Крылья войны (Цаплин) - страница 60

С «батей» серьезно и крепко пожали руки. Потом, не разжимая пожатия, обнялись.

– Лексей! Ты, это, давай, – не подкачай! Мне прежде за тебя краснеть приходилось, только когда ты в школе по малолетству дурил. Так что теперь хочу тобой исключительно гордиться, – не посрами нашу фамилию. – Взгляд в глаза. Серьезный. Хотя чую, у него кошечки тоже на душе скребут. Мейн-куны как минимум, а может, и манулы.

– Ты побереги себя. – Это Дарья Никитична обнимает и целует меня. И моя щека становится немножко мокрой от ее слез.

– Он постарается! – попытался изобразить Никулина. Не очень получилось, да и фильм выйдет лет на двадцать позднее. Теперь я ее осторожно обнял и прошептал на ухо:

– Ждите меня. Что бы ни случилось, что бы вам ни написали или ни сказали. Я обязательно вернусь – у меня дома еще дел невпроворот!

А теперь и Ниночку надо подбодрить.

– Ну что, мелкая? Обнимашки?

Пришлось присесть, чтобы ее обнять.

– Мокроту отставить! Задание тебе – следить за своим здоровьем, пить рыбий жир и обязательно хорошо учиться. Я еще буду в письмах писать и рассказывать, как у меня дела. А потом, после Войны, отведу тебя в спортивную секцию. Есть такой красивый вид спорта, который только для девчонок. Называется «художественная гимнастика». Станешь заниматься?

– Угу.

– Приеду – проверю, как ты выполняешь школьные задания.

Ну всё – вон и водила уже нетерпеливо поглядывает. Кроме того, всем надо спешить по делам – кому в школу, кому в госпиталь, кому на фабрику.

Отошел на несколько шагов, помахал снятой ушанкой и скорее забрался в фанерную кабину изделия советского автопрома. Трехтонка? ЗИС? Шильдик рассмотреть не успел. А урчит-то как! Весь народ по дороге перебудим. Ну и ладно, и так людям уже пора вставать, а то будильники здесь – редкость.

Поехали.


Водитель десантировал меня в самом центре Щелкова – сразу за мостом у церкви. Странного такого вида – нехарактерен у нас готический стиль. Шофер сказал, что он не знает, куда мне дальше идти, но при этом пожелал доброй дороги. Кургузый грузовичок, застеленный сверху сероватым брезентом, пофыркал, поурчал и укатил, выпустив на прощание клубы сизого дыма. Ладно, «язык до Киева доведет». Вещмешок – «на плечо», «шагом марш». При этом помним, что «длинный язык может и до Колымы довести». А мне туда не хочется. Ничего, поплутал пару часиков. Сначала пошел не в ту сторону. Нагуляв аппетит, добрался до Хомутова {Воспоминания Андреева Ивана Ивановича, 810-й ШАП}. А потом уперся в КПП воинской части.

Боец, которого разглядел на дорожке за воротами, меня позабавил своим внешним видом. Буденовка, застегнутая так, что только глаза из-под козырька можно было разглядеть, бараний тулуп в пол, рукавицы размером с двенадцатиунцовые боксерские перчатки и трехлинейка со штыком.
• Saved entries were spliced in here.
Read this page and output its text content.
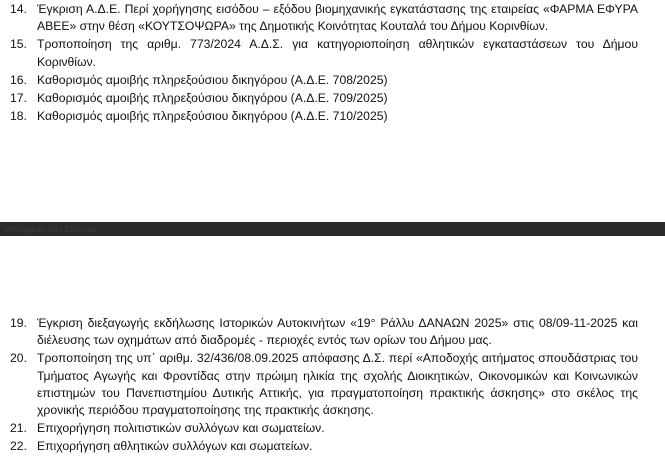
14. Έγκριση Α.Δ.Ε. Περί χορήγησης εισόδου – εξόδου βιομηχανικής εγκατάστασης της εταιρείας «ΦΑΡΜΑ ΕΦΥΡΑ ΑΒΕΕ» στην θέση «ΚΟΥΤΣΟΨΩΡΑ» της Δημοτικής Κοινότητας Κουταλά του Δήμου Κορινθίων.
15. Τροποποίηση της αριθμ. 773/2024 Α.Δ.Σ. για κατηγοριοποίηση αθλητικών εγκαταστάσεων του Δήμου Κορινθίων.
16. Καθορισμός αμοιβής πληρεξούσιου δικηγόρου (Α.Δ.Ε. 708/2025)
17. Καθορισμός αμοιβής πληρεξούσιου δικηγόρου (Α.Δ.Ε. 709/2025)
18. Καθορισμός αμοιβής πληρεξούσιου δικηγόρου (Α.Δ.Ε. 710/2025)
Μετάφραση από Ελληνικά
19. Έγκριση διεξαγωγής εκδήλωσης Ιστορικών Αυτοκινήτων «19° Ράλλυ ΔΑΝΑΩΝ 2025» στις 08/09-11-2025 και διέλευσης των οχημάτων από διαδρομές - περιοχές εντός των ορίων του Δήμου μας.
20. Τροποποίηση της υπ΄ αριθμ. 32/436/08.09.2025 απόφασης Δ.Σ. περί «Αποδοχής αιτήματος σπουδάστριας του Τμήματος Αγωγής και Φροντίδας στην πρώιμη ηλικία της σχολής Διοικητικών, Οικονομικών και Κοινωνικών επιστημών του Πανεπιστημίου Δυτικής Αττικής, για πραγματοποίηση πρακτικής άσκησης» στο σκέλος της χρονικής περιόδου πραγματοποίησης της πρακτικής άσκησης.
21. Επιχορήγηση πολιτιστικών συλλόγων και σωματείων.
22. Επιχορήγηση αθλητικών συλλόγων και σωματείων.
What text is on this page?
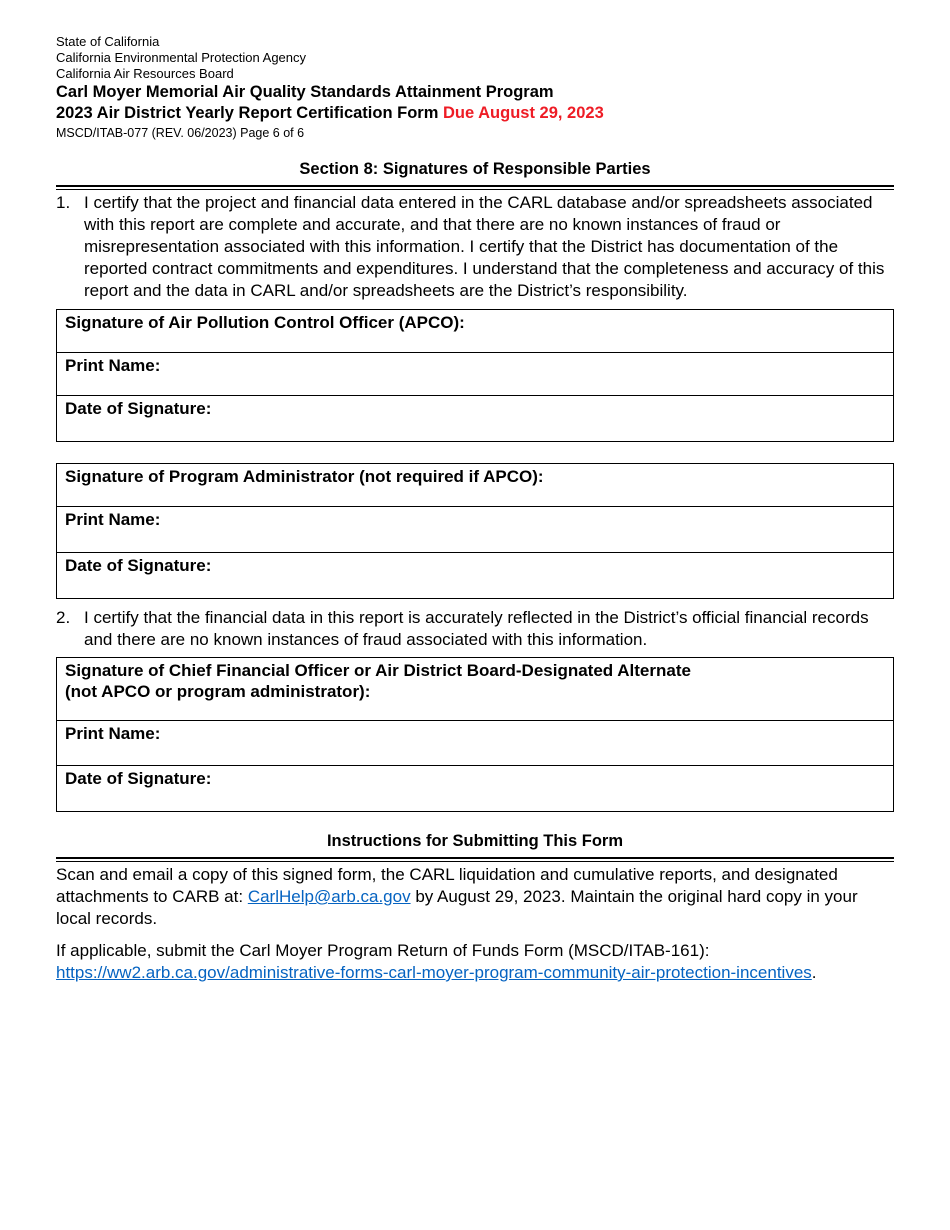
State of California
California Environmental Protection Agency
California Air Resources Board
Carl Moyer Memorial Air Quality Standards Attainment Program
2023 Air District Yearly Report Certification Form Due August 29, 2023
MSCD/ITAB-077 (REV. 06/2023) Page 6 of 6
Section 8: Signatures of Responsible Parties
1. I certify that the project and financial data entered in the CARL database and/or spreadsheets associated with this report are complete and accurate, and that there are no known instances of fraud or misrepresentation associated with this information. I certify that the District has documentation of the reported contract commitments and expenditures. I understand that the completeness and accuracy of this report and the data in CARL and/or spreadsheets are the District’s responsibility.
Signature of Air Pollution Control Officer (APCO):
Print Name:
Date of Signature:
Signature of Program Administrator (not required if APCO):
Print Name:
Date of Signature:
2. I certify that the financial data in this report is accurately reflected in the District’s official financial records and there are no known instances of fraud associated with this information.
Signature of Chief Financial Officer or Air District Board-Designated Alternate
(not APCO or program administrator):

Print Name:
Date of Signature:
Instructions for Submitting This Form
Scan and email a copy of this signed form, the CARL liquidation and cumulative reports, and designated attachments to CARB at: CarlHelp@arb.ca.gov by August 29, 2023. Maintain the original hard copy in your local records.
If applicable, submit the Carl Moyer Program Return of Funds Form (MSCD/ITAB-161):
https://ww2.arb.ca.gov/administrative-forms-carl-moyer-program-community-air-protection-incentives.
Сероватый овчинный тулуп был подпоясан брезентовым ремнем, на котором крепились целых два подсумка с запасными обоймами. Из-под тулупа торчат только носки валенок. Гроза диверсантов из «Бранденбурга». Хотя, с другой стороны, его главные задачи: «не допустить проникновения…» и «подать сигнал…» А с этим можно справиться и в тулупе. В ватнике или шинели двигаться, а также вести огонь, конечно, сподручнее. А вот насчет «постоять» при той же десяточке минусов – сильно сомневаюсь. Думаю, что «вратарю» тепло. Это в отличие от меня. Пенициллин вроде бы находится в стадии опытных разработок, так что воспаление легких будет совсем некстати.